The rate of MRSA infection has been more than halved in the last three years from 64 bacteraemia infections in 2003/04 to six cases in the first six months of 2008/09. The Trust's target is no more than 26 cases this year while treating over 126,000 in-patients.
Dr Judith Richards, Consultant Medical Microbiologist and Director of Infection Prevention and Control at NNUH, attributed the current fall to the Trust's zero tolerance approach to infection. She said: "There has been a culture change from accepting the infections happen to a zero tolerance approach but there remains no room for complacency. Infection prevention and control is everybody's business and we are all committed to reducing the risk to our patients from the board room to the wards.
"MRSA is one of the more well known infections but there will always be new organisms which will develop and sweep through the community. These infections then show up in hospitals where older patients and those with complex health problems are more vulnerable to infection.

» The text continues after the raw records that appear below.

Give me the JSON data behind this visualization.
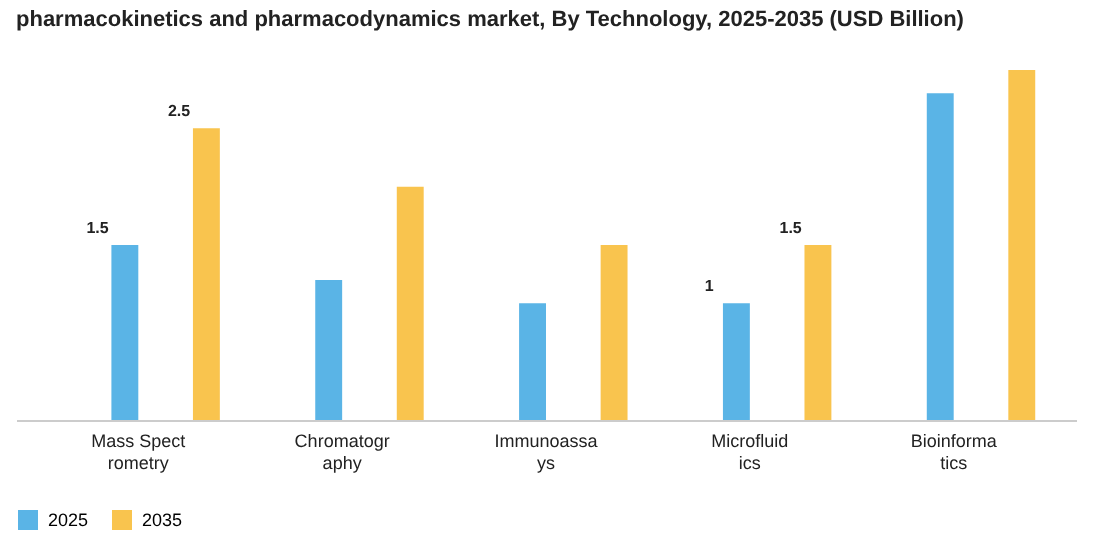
{
  "chart_data": {
    "type": "bar",
    "title": "pharmacokinetics and pharmacodynamics market, By Technology, 2025-2035 (USD Billion)",
    "categories": [
      "Mass Spectrometry",
      "Chromatography",
      "Immunoassays",
      "Microfluidics",
      "Bioinformatics"
    ],
    "series": [
      {
        "name": "2025",
        "color": "#5ab4e6",
        "values": [
          1.5,
          1.2,
          1.0,
          1.0,
          2.8
        ],
        "value_labels": [
          "1.5",
          null,
          null,
          "1",
          null
        ]
      },
      {
        "name": "2035",
        "color": "#f9c44e",
        "values": [
          2.5,
          2.0,
          1.5,
          1.5,
          3.0
        ],
        "value_labels": [
          "2.5",
          null,
          null,
          "1.5",
          null
        ]
      }
    ],
    "legend": "bottom"
  }
}
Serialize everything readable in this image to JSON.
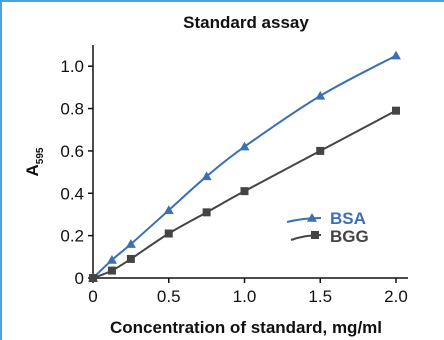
{
  "chart_data": {
    "type": "line",
    "title": "Standard assay",
    "xlabel": "Concentration of standard, mg/ml",
    "ylabel_main": "A",
    "ylabel_sub": "595",
    "xlim": [
      0,
      2.0
    ],
    "ylim": [
      0,
      1.1
    ],
    "x_ticks": [
      0,
      0.5,
      1.0,
      1.5,
      2.0
    ],
    "x_tick_labels": [
      "0",
      "0.5",
      "1.0",
      "1.5",
      "2.0"
    ],
    "y_ticks": [
      0,
      0.2,
      0.4,
      0.6,
      0.8,
      1.0
    ],
    "y_tick_labels": [
      "0",
      "0.2",
      "0.4",
      "0.6",
      "0.8",
      "1.0"
    ],
    "grid": false,
    "legend_placement": "right",
    "series": [
      {
        "name": "BSA",
        "color": "#3d6fb5",
        "marker": "triangle",
        "x": [
          0,
          0.125,
          0.25,
          0.5,
          0.75,
          1.0,
          1.5,
          2.0
        ],
        "y": [
          0.0,
          0.085,
          0.16,
          0.32,
          0.48,
          0.62,
          0.86,
          1.05
        ]
      },
      {
        "name": "BGG",
        "color": "#444444",
        "marker": "square",
        "x": [
          0,
          0.125,
          0.25,
          0.5,
          0.75,
          1.0,
          1.5,
          2.0
        ],
        "y": [
          0.0,
          0.035,
          0.09,
          0.21,
          0.31,
          0.41,
          0.6,
          0.79
        ]
      }
    ]
  }
}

"This has led us to develop a series of measures such as patient screening programmes, staff training, and regular audit which help us to maintain high standards. Keeping the environment clean, hand-washing and using single rooms to isolate patients with an infection are also top priorities."
The Trust has this year expanded its MRSA screening programme to all patients undergoing elective (planned) surgery. The Department of Health assumes that between 7.5 per cent and 10 per cent population may be colonised by MRSA which can be carried on the skin without any health problems. Data from the NNUH screening programme indicates this figure is closer to two per cent locally. The bacteria can cause an infection when a patient has a deep wound or the skin's defences are penetrated by equipment, such as an intravenous drip.
Patients who are colonised by MRSA are offered a special antibacterial skin wash and cream for the nostrils which helps to clear the bacteria prior to hospital admission and reduces the risk of an infection.
The Trust has also seen rates of another infection called Clostridium-difficile (C.diff) continue to fall during 2008. The Trust's target is to have fewer than 20 cases a month and last month there were just four cases.
This infection is associated with repeated antibiotic use in patients who have a chronic health condition. The antibiotics are often necessary to help patients recover from illnesses such as chest or kidney infections. In turn, these drugs can wipe out the good bacteria in the gut, leading to severe diarrhoea caused by the growth of the c-difficile bacteria. The rate of infection is reduced by changes to antibiotic prescribing, the use of isolation rooms, and deep cleaning of infected areas, as well as scrupulous hand hygiene.